The halo of invincibility surrounding the world's largest hedge fund/smallest mutual fund (because last we checked a hedge fund that is $37 billion in size has about the same turn radius as Vanguard), Paulson & Co., is starting to wear thin. According to the FT's Sam Jones, Paulson's flagship fund, the $9 billion Advantage Fund, dropped "close to 6 per cent in May, echoing losses across the industry." May’s loss means that in the year to date, the $9bn Paulson & Co Advantage Plus fund is down 7.6 per cent. The average hedge fund lost 1.39 per cent over the month according to preliminary data from Hedge Fund Research, with “event-driven” strategies such as that operated by Paulson & Co’s main fund down on average 0.62 per cent. Investors in the firm's other fund have little cause for cheer: "The Paulson & Co Gold fund dropped 6.39 per cent in May, erasing much of its 8.5 per cent April gain. The fund is up 0.9 per cent in the year. Paulson & Co is the world’s largest non-sovereign gold investor. Performance was better for the firm’s other funds. Its Credit fund was down 0.05 per cent for May, while the Recovery fund, which is geared to the prospects of the US economy, dropped 0.69 per cent. Paulson & Co declined to comment." Naturally, Paulson, who once upon a time saw Bank of America, soon to be embroiled in multi-billion dollar litigation to settle the fact that an unimaginable number of its mortgages are fraudulent through and through (thank you Agent Orange), would hit $30/share by the end of 2011 and soon will need a reverse stock split to get there, continues to be bullish: "In the firm’s most recent correspondence with investors Mr Paulson said difficulties for US banks had been a particular drag on his portfolios but that he remained optimistic...The US stock market could rally as much as 40 per cent from its first quarter level this year, he said." Sorry, John, not without QE 7 it won't.
And in the meantime, June is shaping up into another horrendous month for the once-star asset manager (or was that Paolo Pellegrini, we forget)- as we reported, Paulson has started June with a rookie $500 million loss in its Sino Forest investment: assuming the bulk of the position is allocated to the Advantage Fund, this means the the flagship fund is now down over 13% for the year.
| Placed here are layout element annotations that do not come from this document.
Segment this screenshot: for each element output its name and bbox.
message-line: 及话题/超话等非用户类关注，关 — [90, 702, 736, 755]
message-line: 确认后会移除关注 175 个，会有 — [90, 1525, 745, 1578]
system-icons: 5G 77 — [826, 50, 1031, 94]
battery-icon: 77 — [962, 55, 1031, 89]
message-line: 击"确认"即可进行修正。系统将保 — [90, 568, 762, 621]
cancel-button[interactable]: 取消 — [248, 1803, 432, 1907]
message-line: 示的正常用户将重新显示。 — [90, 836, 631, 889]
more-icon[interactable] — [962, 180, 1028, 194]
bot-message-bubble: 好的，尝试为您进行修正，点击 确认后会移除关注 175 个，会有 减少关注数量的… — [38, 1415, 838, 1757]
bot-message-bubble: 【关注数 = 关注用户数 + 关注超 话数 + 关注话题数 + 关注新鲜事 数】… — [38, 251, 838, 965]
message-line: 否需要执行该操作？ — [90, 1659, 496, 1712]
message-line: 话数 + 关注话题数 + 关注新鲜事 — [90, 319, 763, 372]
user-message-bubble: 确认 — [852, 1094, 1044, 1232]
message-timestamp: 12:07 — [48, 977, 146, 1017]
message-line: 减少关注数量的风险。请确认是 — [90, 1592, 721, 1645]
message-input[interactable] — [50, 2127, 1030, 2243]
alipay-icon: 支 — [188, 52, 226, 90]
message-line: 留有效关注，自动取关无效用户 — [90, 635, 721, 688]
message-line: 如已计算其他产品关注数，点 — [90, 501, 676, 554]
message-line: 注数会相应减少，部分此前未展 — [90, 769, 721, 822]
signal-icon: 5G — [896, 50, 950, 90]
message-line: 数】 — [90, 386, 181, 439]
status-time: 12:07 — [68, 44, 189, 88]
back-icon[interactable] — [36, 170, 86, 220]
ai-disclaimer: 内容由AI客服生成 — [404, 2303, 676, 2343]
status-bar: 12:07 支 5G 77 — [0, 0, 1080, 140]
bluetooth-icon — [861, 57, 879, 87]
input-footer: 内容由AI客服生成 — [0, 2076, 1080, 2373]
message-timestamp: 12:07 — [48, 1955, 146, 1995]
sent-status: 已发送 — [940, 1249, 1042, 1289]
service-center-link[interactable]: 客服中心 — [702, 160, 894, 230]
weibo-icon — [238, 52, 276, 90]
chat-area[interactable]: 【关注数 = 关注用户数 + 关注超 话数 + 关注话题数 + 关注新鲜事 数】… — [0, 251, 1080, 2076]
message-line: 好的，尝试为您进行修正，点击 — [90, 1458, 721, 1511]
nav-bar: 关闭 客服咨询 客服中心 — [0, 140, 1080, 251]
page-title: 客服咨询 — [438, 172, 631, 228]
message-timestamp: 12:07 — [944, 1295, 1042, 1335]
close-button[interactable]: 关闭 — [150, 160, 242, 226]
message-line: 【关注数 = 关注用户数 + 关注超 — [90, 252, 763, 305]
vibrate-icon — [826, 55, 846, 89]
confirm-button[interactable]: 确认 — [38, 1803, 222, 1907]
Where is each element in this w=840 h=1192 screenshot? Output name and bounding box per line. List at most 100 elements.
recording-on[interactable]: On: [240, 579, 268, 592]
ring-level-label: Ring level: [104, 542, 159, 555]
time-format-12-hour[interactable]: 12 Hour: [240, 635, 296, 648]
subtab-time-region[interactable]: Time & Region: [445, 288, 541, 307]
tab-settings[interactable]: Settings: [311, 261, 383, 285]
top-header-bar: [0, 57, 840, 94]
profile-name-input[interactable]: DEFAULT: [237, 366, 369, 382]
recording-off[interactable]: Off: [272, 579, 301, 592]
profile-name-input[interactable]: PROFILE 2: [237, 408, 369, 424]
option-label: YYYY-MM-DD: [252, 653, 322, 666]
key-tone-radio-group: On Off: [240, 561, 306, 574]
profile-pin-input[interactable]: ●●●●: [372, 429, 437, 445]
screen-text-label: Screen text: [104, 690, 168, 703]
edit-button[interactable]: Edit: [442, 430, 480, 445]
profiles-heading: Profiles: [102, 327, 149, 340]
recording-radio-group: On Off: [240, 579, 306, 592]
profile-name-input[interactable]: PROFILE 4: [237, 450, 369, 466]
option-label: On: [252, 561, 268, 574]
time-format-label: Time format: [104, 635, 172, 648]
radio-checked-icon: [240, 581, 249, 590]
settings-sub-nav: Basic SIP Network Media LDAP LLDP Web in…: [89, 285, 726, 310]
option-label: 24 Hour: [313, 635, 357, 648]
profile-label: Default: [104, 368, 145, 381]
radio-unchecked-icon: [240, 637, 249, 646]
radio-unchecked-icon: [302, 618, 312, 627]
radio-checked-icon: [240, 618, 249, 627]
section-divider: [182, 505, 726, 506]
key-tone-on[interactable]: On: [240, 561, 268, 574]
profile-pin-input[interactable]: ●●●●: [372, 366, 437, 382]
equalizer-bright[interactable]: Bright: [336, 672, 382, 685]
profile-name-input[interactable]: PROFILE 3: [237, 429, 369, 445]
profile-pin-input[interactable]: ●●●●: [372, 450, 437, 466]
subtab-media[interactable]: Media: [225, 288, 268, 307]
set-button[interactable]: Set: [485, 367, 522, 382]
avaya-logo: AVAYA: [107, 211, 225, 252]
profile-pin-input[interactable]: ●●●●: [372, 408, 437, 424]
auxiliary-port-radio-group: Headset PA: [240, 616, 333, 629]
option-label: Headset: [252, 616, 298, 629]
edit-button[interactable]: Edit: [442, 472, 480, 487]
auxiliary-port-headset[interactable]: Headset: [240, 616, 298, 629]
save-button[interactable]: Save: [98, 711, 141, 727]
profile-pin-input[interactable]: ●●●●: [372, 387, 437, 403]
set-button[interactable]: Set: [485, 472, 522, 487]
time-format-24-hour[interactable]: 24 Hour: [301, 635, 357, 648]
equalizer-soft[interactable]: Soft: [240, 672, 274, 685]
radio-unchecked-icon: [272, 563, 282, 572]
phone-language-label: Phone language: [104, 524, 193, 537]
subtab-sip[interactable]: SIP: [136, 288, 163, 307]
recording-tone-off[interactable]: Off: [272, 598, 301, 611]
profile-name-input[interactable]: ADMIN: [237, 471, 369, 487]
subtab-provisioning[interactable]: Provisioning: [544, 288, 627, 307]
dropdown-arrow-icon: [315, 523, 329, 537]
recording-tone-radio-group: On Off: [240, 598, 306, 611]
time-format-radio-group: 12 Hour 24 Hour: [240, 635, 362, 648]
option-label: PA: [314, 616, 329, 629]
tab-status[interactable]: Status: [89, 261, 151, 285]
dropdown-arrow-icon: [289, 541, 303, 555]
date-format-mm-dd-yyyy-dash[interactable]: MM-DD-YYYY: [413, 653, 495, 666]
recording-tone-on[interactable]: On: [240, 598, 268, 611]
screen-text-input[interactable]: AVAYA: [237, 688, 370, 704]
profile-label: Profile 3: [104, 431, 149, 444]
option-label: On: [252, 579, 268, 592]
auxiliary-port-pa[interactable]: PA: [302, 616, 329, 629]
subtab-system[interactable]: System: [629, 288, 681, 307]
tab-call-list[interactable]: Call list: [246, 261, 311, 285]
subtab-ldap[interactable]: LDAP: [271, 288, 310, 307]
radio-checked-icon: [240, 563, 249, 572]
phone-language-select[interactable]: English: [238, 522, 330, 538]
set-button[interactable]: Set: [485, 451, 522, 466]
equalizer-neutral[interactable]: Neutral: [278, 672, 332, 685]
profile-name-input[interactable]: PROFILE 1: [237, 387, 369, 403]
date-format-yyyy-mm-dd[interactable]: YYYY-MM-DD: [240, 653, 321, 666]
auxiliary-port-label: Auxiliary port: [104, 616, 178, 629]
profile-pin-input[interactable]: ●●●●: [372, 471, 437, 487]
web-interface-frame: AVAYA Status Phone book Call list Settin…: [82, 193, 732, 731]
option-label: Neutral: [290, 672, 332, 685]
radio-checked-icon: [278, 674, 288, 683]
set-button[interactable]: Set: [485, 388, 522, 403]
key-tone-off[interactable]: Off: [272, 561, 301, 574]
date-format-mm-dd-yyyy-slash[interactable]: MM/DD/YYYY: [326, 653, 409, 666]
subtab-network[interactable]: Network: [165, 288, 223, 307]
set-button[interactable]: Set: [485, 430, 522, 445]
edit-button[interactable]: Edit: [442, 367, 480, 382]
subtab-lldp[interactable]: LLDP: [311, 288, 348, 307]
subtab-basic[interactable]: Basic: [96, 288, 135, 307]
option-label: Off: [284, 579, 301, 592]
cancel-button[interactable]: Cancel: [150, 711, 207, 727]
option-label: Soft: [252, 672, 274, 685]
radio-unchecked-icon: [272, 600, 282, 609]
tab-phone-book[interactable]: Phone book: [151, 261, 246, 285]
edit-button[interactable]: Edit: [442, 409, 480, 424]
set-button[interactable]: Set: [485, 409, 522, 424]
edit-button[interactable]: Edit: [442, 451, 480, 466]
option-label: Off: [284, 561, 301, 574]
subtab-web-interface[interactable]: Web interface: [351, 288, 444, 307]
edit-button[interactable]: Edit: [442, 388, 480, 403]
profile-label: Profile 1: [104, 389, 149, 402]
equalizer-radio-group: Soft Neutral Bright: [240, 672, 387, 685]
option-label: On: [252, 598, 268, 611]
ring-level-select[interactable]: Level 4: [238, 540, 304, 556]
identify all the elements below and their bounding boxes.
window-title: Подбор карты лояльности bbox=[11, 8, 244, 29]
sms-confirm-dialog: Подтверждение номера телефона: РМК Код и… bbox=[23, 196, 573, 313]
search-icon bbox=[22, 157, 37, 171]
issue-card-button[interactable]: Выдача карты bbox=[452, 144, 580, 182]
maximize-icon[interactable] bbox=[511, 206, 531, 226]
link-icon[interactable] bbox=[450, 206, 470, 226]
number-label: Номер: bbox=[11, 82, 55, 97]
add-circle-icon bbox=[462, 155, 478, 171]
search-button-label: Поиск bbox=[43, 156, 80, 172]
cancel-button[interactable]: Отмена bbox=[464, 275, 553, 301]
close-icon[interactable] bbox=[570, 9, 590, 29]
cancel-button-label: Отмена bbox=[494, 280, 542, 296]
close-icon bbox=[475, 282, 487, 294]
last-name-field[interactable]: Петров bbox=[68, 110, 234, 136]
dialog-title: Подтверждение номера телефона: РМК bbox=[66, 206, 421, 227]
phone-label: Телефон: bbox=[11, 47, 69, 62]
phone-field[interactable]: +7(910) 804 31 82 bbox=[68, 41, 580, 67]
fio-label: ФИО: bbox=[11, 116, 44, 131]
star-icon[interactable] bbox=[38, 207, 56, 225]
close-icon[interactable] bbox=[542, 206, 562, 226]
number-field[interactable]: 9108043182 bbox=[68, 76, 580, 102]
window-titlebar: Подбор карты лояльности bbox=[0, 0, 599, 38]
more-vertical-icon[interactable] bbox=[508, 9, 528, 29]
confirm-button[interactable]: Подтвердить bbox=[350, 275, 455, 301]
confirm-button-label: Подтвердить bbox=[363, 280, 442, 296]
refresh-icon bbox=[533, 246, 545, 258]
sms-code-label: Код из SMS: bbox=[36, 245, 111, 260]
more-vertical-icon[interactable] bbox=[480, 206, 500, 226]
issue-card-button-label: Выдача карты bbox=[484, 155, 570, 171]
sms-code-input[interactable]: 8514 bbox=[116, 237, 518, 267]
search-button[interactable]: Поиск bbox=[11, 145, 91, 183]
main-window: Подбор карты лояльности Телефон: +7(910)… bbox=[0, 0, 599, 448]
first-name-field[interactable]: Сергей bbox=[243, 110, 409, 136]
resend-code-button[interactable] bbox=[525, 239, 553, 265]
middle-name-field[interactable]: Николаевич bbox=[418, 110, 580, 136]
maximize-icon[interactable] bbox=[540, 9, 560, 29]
If Paulson's LPs pull an SAC and start submitting redemption notices, in this market which already is near record margin debt, any liquidation will require indiscriminate selling of other positions to cover capital shortfall. And if bank repo desks start getting concerned about the viability of their collateral, we very well may be on the verge of another collateral-pull inspired, Lehman-type fiasco. In the meantime, our warnings that there is nothing quite as ludicrious as a $37 billion hedge fund (that 2% annual management fee could at least have purchased an analyst or two who is willing to perform due diligence on investments that are 14% of a company's outstanding shares) will hopefully finally be heard by someone.